Lastly, let me just note that I don't challenge the non-normative factual claims of the OP. Rather, I'm simply stating that my hesitation to take the view that OPP should prioritize WAS comes from my belief that I value things significantly differently than I would have to in order for WAS to be something that OPP should prioritize.
{1] A similar question was asked in the Effective Altruism Facebook group. My version gets at how much one values the life of a typical person today relative to the life of a typical mosquito rather than how much one values extreme pleasure relative to extreme suffering.
[2] Since I'm asking for others' answers, I should estimate my own answer. Hmm. If I had to make the decision right now I would choose to create the new human life, even if the number of painful mosquito deaths I was offered to prevent was infinite. Although note that I am not completely confident in this view, perhaps only ~60%. Then maybe ~30% to 10^10-infinity and ~10% to <10^10 mosquitoes, where practically all of that 10% uncertainty comes from the possibility that a more enlightened version of myself would undergo a paradigm shift or significant change in my fundamental values / moral views. In other words, I'm pretty uncertain (~40/60) about whether mosquitoes are net negative or not, but I'm pretty certain (~75%=30%/40%) that if I do value them negatively that the magnitude of their negative value is quite small (e.g. relative to the positive value I place on (the conscious experience of) human life).

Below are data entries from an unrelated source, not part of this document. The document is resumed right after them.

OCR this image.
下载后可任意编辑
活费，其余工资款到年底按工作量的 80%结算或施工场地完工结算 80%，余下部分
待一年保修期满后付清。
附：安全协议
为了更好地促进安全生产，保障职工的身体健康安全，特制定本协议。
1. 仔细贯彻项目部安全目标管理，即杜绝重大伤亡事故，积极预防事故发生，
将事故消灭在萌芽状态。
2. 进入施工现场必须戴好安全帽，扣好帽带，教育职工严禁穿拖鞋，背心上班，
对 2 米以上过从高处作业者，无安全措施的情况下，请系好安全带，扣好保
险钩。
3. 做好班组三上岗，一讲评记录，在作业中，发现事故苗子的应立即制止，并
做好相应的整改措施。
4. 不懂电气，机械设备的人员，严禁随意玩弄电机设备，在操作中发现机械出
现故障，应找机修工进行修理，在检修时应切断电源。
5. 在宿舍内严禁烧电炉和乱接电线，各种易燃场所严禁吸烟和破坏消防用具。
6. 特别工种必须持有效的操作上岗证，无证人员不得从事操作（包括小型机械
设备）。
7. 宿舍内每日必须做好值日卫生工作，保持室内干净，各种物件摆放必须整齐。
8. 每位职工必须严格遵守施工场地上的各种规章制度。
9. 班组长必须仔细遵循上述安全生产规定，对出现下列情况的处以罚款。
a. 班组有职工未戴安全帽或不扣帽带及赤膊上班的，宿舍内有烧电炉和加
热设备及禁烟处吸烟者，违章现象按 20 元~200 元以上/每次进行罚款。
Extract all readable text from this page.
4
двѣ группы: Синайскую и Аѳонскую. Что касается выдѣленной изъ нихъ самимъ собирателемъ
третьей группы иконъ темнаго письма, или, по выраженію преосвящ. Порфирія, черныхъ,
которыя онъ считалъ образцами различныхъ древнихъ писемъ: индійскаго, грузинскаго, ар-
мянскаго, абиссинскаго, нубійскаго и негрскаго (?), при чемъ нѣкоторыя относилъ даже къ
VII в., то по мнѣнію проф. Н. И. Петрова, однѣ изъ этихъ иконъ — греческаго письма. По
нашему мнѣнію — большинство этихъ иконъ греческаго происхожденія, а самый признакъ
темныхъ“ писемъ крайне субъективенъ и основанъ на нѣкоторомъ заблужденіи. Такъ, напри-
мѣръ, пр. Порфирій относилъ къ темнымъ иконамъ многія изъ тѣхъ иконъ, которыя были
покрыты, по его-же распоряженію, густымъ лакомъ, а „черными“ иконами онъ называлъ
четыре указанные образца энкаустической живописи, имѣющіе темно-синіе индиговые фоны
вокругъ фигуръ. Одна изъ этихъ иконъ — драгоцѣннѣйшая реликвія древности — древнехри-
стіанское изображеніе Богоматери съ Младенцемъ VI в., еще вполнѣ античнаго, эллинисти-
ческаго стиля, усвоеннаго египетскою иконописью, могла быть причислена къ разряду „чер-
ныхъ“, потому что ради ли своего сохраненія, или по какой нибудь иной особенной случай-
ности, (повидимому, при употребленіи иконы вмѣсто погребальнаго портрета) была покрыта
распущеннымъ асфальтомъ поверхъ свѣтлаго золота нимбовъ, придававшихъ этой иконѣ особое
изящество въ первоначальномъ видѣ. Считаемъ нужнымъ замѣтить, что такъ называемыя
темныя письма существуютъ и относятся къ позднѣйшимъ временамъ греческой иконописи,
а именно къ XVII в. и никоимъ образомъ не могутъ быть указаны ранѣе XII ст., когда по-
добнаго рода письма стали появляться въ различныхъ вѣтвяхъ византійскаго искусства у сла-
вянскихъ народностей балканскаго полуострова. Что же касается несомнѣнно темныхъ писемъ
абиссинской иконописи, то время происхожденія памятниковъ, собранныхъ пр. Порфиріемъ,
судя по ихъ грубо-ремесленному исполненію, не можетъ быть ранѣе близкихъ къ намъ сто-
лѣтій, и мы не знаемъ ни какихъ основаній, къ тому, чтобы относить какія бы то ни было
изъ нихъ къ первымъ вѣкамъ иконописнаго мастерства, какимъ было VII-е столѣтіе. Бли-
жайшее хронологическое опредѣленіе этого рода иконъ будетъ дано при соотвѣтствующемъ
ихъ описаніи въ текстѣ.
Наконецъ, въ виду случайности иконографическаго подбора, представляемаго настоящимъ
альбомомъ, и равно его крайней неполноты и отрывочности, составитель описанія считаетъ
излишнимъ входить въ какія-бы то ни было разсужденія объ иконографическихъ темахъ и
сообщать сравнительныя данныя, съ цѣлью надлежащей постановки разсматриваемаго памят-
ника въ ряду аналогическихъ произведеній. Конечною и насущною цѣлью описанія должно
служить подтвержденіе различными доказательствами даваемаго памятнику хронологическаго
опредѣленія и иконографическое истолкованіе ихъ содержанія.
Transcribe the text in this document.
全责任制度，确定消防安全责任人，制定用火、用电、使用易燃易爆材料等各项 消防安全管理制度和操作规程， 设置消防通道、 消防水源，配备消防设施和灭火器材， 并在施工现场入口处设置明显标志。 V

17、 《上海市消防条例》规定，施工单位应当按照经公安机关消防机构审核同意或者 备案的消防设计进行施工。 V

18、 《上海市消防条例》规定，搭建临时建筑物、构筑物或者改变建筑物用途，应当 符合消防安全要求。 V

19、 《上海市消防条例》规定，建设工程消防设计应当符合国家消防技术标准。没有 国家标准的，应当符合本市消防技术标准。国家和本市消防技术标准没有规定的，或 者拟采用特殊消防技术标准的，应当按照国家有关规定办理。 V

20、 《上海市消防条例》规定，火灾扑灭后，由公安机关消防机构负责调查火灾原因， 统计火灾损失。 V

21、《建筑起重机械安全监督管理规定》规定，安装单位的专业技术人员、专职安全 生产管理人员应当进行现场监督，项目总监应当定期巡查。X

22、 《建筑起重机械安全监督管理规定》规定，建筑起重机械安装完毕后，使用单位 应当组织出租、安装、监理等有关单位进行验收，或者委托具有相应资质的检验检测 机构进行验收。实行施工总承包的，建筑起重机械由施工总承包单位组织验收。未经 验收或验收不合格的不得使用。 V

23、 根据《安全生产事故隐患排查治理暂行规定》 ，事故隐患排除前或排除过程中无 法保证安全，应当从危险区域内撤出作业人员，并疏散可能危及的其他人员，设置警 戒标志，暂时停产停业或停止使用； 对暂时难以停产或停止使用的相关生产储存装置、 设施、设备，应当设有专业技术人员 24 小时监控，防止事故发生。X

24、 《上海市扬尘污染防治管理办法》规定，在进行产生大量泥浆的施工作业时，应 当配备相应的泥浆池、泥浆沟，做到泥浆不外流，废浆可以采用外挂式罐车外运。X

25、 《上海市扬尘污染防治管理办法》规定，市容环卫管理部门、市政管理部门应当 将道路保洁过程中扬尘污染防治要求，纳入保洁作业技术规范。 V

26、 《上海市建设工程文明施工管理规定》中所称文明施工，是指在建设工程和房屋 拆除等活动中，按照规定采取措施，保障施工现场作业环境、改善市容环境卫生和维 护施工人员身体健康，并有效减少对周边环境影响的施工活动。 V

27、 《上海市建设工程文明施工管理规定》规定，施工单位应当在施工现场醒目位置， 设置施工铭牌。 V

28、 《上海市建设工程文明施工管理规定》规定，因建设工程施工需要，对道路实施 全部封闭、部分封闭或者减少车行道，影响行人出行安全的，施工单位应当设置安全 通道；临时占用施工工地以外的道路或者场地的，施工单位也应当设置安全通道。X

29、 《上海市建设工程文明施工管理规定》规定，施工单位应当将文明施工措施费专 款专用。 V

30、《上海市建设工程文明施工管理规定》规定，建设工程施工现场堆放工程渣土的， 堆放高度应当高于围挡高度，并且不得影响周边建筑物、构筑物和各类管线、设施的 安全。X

[3] Knowing that my view is controversial among EAs (see the link at [1]), perhaps I should meta-update significantly towards the consensus view that not only is the existence of suffering inherently bad, but it's also a much greater magnitude bad than I think in the ~30% scenario that it is. I'll refrain from doing this for now, or figuring out how much I should update if I only think there's an X% that it's proper to update. (I'm also not sure how much my intuitions / current reported estimates already take into account others estimates or not.)
[4] The basis of my view that the goodness of a human life is much greater than the possible (~40% in my view) badness of a mosquito's suffering or painful death (and the basis of more general versions of this view) is my intuition. Thinking about the question from different angles I have been unable to shift my view significantly towards placing substantially more value on mosquitoes' significance or preventing mosquito suffering.
Even if you discount insects that heavily (which I believe is wrong), there's still a strong case to be made for trying to prevent wild vertebrates from suffering.